Guy Silva Thiam, enseignant-chercheur en finances: “Notre croissance est tirée par le RESTE DU MONDE”

Eco-Finance

Le pouvoir s’enorgueillit d’un taux de croissance en régulière hausse  et parle même de 7,2%. Seulement, ce chiffre est donné par la DPEE, alors que, selon Guy Silva Thiam, enseignant-chercheur en finance, elle n’est pas habilitée à établir le taux de croissance réel. Cette mission est celle de l’ANSD qui a arrêté la croissance du PIB à  6,2% en 2016 contre 6,4% en 2015. Donc, il y a une baisse. Mieux, il explique que le taux de croissance est juste un indicateur dont le calcul est contesté. Depuis 2014, en taux de croissance l’Ethiopie est première mondiale avec un taux moyen annualisé de 9,70% et pourtant c’est le 14e pays le plus pauvre  du monde en PIB par habitant basé sur les parités du pouvoir d’achat. La RD Congo est 3e mondial avec 8,60% sur la même période et pourtant elle se classe en terme de pauvreté au 3e rang mondial.

Walf Quotidien: Comment se portent les finances du pays, d’après vous?

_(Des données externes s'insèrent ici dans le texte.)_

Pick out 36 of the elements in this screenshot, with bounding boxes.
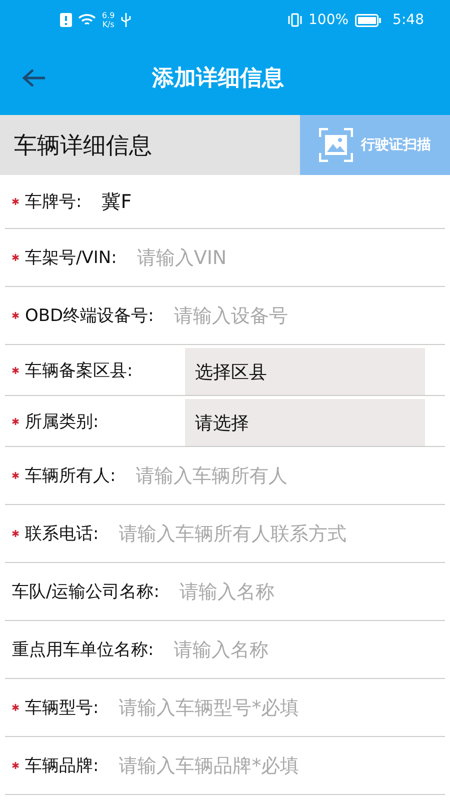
required-asterisk-icon (12, 366, 19, 374)
field-label: OBD终端设备号: (25, 305, 154, 327)
required-asterisk-icon (12, 198, 19, 205)
required-asterisk-icon (12, 254, 19, 261)
image-scan-icon (319, 128, 353, 162)
required-asterisk-icon (12, 312, 19, 319)
back-button[interactable] (22, 68, 46, 88)
field-label: 所属类别: (25, 410, 99, 432)
battery-icon (354, 14, 381, 26)
required-asterisk-icon (12, 762, 19, 769)
wifi-icon (78, 13, 96, 27)
required-asterisk-icon (12, 704, 19, 711)
page-title: 添加详细信息 (150, 64, 285, 92)
section-title: 车辆详细信息 (13, 132, 153, 160)
alert-icon (60, 13, 72, 27)
network-speed: 6.9 (102, 11, 115, 20)
field-label: 车辆所有人: (25, 465, 116, 487)
select-field[interactable]: 选择区县 (185, 348, 425, 395)
required-asterisk-icon (12, 418, 19, 424)
field-label: 重点用车单位名称: (12, 639, 154, 661)
field-value: 冀F (102, 190, 132, 214)
select-field[interactable]: 请选择 (185, 399, 425, 446)
field-label: 车辆型号: (25, 697, 99, 719)
network-speed-unit: K/s (102, 20, 114, 29)
field-label: 车牌号: (25, 191, 82, 213)
battery-percent: 100% (308, 12, 349, 28)
vibrate-icon (286, 13, 303, 27)
field-label: 车辆品牌: (25, 755, 99, 777)
field-label: 车架号/VIN: (25, 247, 117, 269)
field-label: 车队/运输公司名称: (12, 581, 160, 603)
field-label: 车辆备案区县: (25, 360, 133, 382)
clock-time: 5:48 (392, 12, 424, 28)
required-asterisk-icon (12, 472, 19, 479)
required-asterisk-icon (12, 530, 19, 537)
usb-icon (120, 13, 131, 27)
field-label: 联系电话: (25, 523, 99, 545)
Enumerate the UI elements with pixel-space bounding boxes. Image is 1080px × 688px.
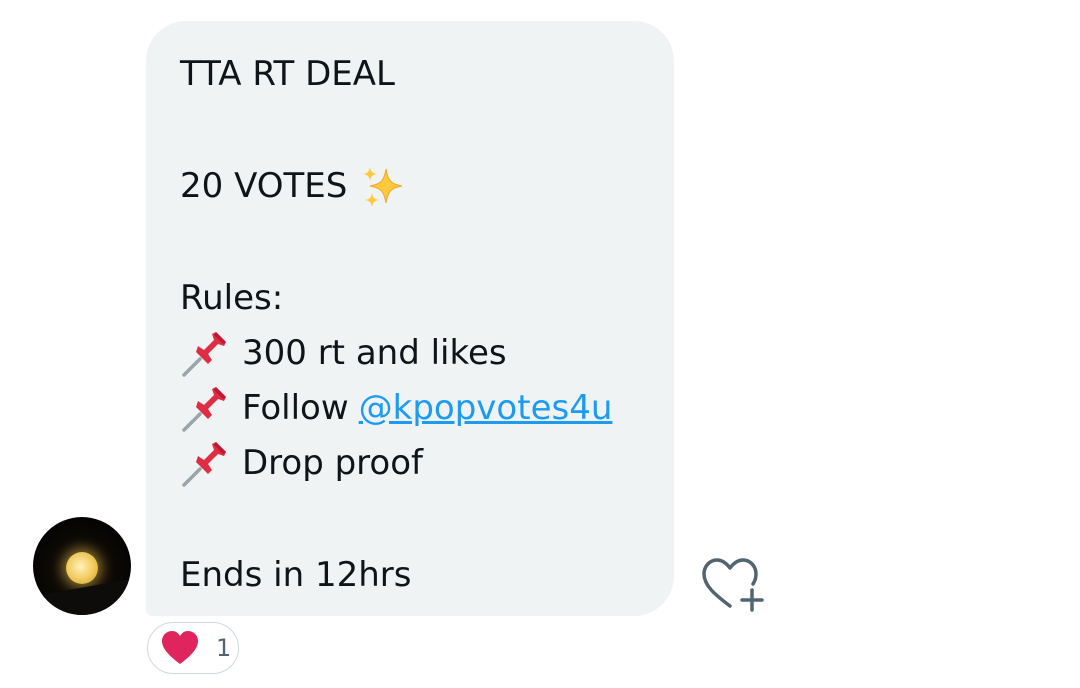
message-bubble[interactable]: TTA RT DEAL 20 VOTES Rules: 300 rt and l… [146,21,674,616]
votes-text: 20 VOTES [180,166,348,206]
add-reaction-heart-icon[interactable] [700,556,764,614]
mention-link[interactable]: @kpopvotes4u [359,381,613,436]
avatar[interactable] [33,517,131,615]
sparkles-icon [363,166,403,207]
reaction-pill[interactable]: 1 [147,622,239,674]
rule-item-3: Drop proof [180,436,644,491]
rule-item-1: 300 rt and likes [180,326,644,381]
rule-text: Drop proof [242,443,423,483]
rule-text: Follow [242,388,349,428]
message-footer: Ends in 12hrs [180,555,412,595]
rules-heading: Rules: [180,278,284,318]
rule-item-2: Follow @kpopvotes4u [180,381,644,436]
rule-text: 300 rt and likes [242,333,507,373]
reaction-count: 1 [216,634,232,662]
red-heart-icon [162,631,198,664]
pushpin-icon [182,331,226,377]
message-title: TTA RT DEAL [180,54,395,94]
pushpin-icon [182,386,226,432]
pushpin-icon [182,441,226,487]
dm-conversation: TTA RT DEAL 20 VOTES Rules: 300 rt and l… [0,0,1080,688]
moon-image [66,552,98,584]
votes-line: 20 VOTES [180,159,644,214]
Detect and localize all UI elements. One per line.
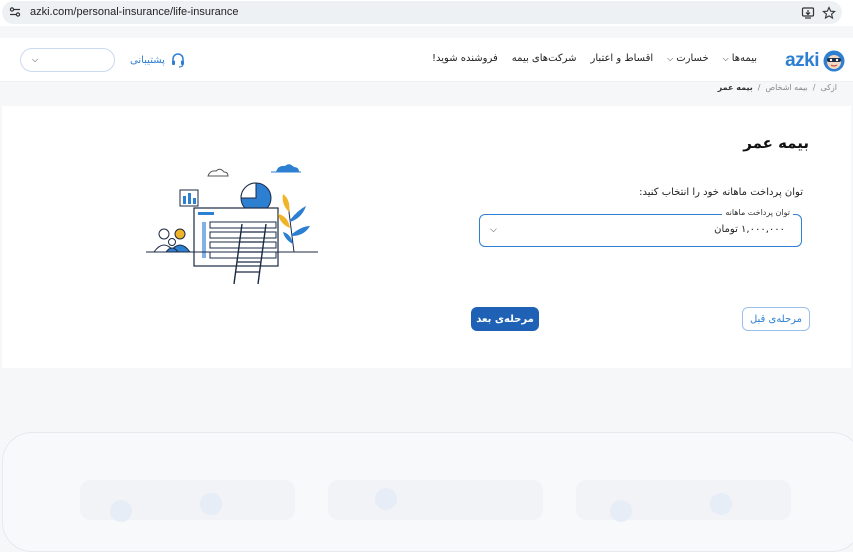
url-text[interactable]: azki.com/personal-insurance/life-insuran… bbox=[30, 6, 238, 18]
feature-card bbox=[328, 480, 543, 520]
feature-icon bbox=[200, 493, 222, 515]
cloud-icon bbox=[276, 164, 299, 172]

Guy Silva Tham: Si on prend une échéance à court terme, le Sénégal présente une situation financière qui pourrait sembler tendue à première vue. Cependant le plus important est de savoir si nous sommes en mesure de faire face à des dettes échues, de respecter nos engagements à brève échéance et dans ce cas, je crois qu’il n’y a pas lieu de s’alarmer.

Pourquoi ?

Le dernier bulletin de statistique monétaire de la BCEAO montre que notre masse monétaire est restée constante sur le premier trimestre 2018 et que les remboursements s’effectuent presque normalement. Maintenant, si des mesures tendant à rationaliser les dépenses publiques ou à améliorer les recettes budgétaires internes ne sont pas prises, on pourrait connaître une situation très difficile dans les années à venir.

Le pouvoir se glorifie d’un taux de croissance de 7,2%, ce chiffre est-il réaliste compte tenu de la pauvreté, du chômage et de la famine qui menace une bonne partie du pays?

Le taux de croissance du Sénégal n’a jamais atteint 7,2%. Ce que la DPEE a donné c’est le taux de croissance prévisionnel et cette direction n’est pas habilitée à établir le taux de croissance réel. Cette mission est celle de l’ANSD qui a arrêté la croissance du PIB du Sénégal à  6,2% en 2016 contre 6,4% en 2015, on attend toujours celui de 2017. Il faut comprendre que le taux de croissance du PIB est établi après le dépôt des états financiers de tous les agents économiques (Avril de chaque année chez nous) donc pour 2017 il faut attendre.

Maintenant les chiffres de l’ANSD montrent clairement que notre croissance a ralenti sur ces 2 dernières années et il n’y a donc pas lieu de pavoiser même si ces taux sont encourageants compte tenu d’où on vient (moins de 3% avant 2012).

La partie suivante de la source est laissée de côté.